Jane Goodall 的重要貢獻:Gombe 黑猩猩研究如何改變動物行為學?
本篇主旨:Jane Goodall 的重要貢獻,不只是「她很喜歡動物」或「她發現黑猩猩會使用工具」。她真正改變動物行為學的地方,是把野外長期觀察、個體辨識、社會關係與可重複累積的田野資料接在一起,讓研究者必須更仔細地問:野生動物的行為是固定的物種本能,還是會受到個體經驗、家庭關係、環境和社會學習影響?本文聚焦她在 Gombe 的科學研究與觀察方法,再把後來的保育倡議分開處理,不把不同階段的工作混成一個口號。
Jane Goodall 是誰?先定位她的研究起點
Jane Goodall 是英國出生的動物行為學家、自然觀察者與保育倡議者。Jane Goodall Institute(JGI)的官方 biography 指出,她在 1960 年抵達當時的 Gombe Stream Chimpanzee Reserve,開始研究野生黑猩猩;她後來取得 Cambridge 的 ethology 博士學位,並把長期觀察延伸成研究、教育與保育網絡。這條時間線很重要,因為她不是先在實驗室建立一個黑猩猩理論,再到野外找例子,而是從現場的動物、追蹤、等待、紀錄和反覆回訪開始累積知識。
她的主要研究材料是 Gombe 的野生黑猩猩社群。JGI 的 Gombe Stream Research Center 頁面目前把這項工作描述為持續數十年的長期研究,並指出研究者持續觀察黑猩猩、狒狒與更廣泛的生物多樣性。

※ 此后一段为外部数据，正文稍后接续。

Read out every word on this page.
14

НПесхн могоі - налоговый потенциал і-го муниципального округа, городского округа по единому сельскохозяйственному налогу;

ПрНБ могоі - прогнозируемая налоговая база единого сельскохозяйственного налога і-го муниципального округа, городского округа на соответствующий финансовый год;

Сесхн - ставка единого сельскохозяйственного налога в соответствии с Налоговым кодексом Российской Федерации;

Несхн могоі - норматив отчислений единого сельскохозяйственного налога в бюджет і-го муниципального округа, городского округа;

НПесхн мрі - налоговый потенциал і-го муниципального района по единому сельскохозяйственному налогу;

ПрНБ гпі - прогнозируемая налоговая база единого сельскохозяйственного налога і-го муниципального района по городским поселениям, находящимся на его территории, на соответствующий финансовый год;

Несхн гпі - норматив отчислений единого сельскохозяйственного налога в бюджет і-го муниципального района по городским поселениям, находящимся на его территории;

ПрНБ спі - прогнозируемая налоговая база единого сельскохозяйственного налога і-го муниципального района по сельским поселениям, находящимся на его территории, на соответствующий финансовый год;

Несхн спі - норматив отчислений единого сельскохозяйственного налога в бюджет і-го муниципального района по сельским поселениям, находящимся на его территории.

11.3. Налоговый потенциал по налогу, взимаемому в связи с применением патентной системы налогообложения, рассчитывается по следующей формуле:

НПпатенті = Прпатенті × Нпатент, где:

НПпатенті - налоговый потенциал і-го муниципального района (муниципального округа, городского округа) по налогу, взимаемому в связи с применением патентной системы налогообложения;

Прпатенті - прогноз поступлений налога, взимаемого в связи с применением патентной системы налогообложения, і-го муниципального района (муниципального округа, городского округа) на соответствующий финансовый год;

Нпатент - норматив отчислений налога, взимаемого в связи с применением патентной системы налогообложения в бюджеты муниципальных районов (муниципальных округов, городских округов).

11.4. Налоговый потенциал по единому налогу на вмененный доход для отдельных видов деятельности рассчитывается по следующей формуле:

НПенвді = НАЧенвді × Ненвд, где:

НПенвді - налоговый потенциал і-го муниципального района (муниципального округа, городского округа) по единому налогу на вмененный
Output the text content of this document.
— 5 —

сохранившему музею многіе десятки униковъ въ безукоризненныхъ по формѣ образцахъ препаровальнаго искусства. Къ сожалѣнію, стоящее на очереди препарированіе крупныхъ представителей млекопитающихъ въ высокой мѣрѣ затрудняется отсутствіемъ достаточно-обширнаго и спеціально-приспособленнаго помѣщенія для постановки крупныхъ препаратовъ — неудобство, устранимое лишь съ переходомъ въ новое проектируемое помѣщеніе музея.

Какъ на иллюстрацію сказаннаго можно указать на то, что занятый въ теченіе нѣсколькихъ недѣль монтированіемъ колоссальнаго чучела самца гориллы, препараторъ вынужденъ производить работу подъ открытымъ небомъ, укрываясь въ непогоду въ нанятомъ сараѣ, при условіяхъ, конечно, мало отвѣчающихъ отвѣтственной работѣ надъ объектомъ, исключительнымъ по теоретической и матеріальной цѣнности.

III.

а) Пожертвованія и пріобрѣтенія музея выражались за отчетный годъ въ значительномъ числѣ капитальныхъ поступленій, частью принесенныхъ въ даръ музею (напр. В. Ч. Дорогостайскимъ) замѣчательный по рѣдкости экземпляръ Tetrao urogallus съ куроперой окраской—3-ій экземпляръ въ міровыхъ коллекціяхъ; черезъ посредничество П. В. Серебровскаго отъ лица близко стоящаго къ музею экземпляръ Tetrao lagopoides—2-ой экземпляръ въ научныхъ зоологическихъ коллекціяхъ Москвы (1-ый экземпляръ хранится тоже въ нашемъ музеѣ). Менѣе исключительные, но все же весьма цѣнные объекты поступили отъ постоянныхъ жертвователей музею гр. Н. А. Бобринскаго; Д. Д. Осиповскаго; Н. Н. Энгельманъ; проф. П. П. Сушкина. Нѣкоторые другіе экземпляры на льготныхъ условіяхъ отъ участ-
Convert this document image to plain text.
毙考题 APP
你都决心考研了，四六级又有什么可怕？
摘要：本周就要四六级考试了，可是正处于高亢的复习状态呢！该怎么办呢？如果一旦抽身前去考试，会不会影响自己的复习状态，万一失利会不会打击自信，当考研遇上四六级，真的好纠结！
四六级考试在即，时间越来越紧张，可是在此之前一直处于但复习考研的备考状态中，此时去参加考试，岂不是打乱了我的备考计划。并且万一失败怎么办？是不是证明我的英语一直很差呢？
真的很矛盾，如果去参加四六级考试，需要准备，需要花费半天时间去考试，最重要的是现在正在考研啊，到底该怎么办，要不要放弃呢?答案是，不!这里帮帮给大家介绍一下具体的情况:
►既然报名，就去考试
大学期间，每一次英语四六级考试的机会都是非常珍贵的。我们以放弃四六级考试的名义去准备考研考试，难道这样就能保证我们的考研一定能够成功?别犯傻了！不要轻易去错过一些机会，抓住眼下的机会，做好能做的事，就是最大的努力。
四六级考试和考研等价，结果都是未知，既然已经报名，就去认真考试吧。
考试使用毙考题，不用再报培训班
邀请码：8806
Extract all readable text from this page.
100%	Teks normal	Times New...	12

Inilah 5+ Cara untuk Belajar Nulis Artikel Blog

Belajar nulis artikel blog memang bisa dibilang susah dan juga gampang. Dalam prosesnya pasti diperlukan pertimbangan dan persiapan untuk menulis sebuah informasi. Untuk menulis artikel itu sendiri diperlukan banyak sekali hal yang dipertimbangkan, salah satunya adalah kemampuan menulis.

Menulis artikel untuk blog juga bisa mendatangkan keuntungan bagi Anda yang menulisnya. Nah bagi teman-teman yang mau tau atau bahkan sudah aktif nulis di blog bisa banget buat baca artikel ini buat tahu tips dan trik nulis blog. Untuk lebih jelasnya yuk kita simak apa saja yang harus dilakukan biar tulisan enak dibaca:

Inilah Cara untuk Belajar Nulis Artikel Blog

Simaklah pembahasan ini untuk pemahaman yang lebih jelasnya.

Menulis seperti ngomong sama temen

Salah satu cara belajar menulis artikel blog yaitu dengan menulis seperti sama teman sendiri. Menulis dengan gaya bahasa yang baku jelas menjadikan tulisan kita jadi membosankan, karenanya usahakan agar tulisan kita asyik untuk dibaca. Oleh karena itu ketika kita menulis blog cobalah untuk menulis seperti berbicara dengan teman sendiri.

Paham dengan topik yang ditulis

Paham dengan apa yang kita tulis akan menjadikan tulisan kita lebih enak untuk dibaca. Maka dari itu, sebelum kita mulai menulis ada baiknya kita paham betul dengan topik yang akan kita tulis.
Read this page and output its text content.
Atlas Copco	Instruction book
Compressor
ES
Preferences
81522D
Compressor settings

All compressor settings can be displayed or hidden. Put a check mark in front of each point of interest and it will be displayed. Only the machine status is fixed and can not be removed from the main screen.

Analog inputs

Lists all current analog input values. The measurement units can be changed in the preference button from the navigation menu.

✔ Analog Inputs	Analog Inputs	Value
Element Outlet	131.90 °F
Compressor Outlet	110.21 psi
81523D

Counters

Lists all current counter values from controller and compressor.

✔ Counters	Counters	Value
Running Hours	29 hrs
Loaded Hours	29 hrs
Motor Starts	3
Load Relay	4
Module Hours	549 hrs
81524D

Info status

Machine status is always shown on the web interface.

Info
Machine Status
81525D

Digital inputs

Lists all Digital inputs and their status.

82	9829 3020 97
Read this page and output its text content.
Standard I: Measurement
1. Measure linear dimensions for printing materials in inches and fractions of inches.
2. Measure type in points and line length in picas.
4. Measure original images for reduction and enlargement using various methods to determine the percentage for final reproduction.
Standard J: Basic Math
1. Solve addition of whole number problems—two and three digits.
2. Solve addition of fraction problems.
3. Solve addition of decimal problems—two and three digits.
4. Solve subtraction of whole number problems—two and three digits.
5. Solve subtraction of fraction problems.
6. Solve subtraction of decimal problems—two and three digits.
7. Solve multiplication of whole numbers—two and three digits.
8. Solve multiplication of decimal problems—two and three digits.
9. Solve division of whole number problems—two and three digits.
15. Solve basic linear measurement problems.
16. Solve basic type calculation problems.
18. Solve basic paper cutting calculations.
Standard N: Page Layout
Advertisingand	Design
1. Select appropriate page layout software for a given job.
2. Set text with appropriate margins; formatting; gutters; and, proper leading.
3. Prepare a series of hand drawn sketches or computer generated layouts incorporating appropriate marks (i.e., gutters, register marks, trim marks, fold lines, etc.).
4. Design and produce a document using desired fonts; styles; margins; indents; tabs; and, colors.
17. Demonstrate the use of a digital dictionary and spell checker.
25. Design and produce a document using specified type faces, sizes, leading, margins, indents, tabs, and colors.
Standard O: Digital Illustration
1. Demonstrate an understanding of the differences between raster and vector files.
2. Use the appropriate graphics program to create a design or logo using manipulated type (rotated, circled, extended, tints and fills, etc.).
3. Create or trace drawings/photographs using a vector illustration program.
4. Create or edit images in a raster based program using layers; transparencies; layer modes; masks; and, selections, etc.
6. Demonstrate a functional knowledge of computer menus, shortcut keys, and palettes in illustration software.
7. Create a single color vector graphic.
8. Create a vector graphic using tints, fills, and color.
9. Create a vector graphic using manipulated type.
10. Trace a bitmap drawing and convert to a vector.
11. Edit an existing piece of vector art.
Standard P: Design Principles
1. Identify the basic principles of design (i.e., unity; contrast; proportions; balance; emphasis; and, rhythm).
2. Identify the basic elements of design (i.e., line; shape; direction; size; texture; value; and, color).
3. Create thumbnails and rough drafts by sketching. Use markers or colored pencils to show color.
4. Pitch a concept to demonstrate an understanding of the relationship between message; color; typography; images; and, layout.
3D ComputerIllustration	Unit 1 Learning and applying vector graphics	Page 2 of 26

這種研究的價值不在於一次觀察就能代表所有黑猩猩,而在於長期資料可以比較個體、家庭、世代和環境變化,讓行為從一段奇聞變成可以被追蹤的生物學資料。

第一項貢獻:把野外動物行為當成長期研究對象
在 Goodall 開始研究以前,科學家當然已經觀察過靈長類,也已經知道黑猩猩和人類有密切演化關係;她的貢獻不是把黑猩猩從零帶進科學。她的重要轉向,是把研究者的注意力放進野外社會生活的時間尺度:一隻黑猩猩如何和母親互動、如何在群體中移動、如何辨認鄰近個體、如何在不同情境採取不同策略,以及同一個行為是否會在不同個體身上呈現差異。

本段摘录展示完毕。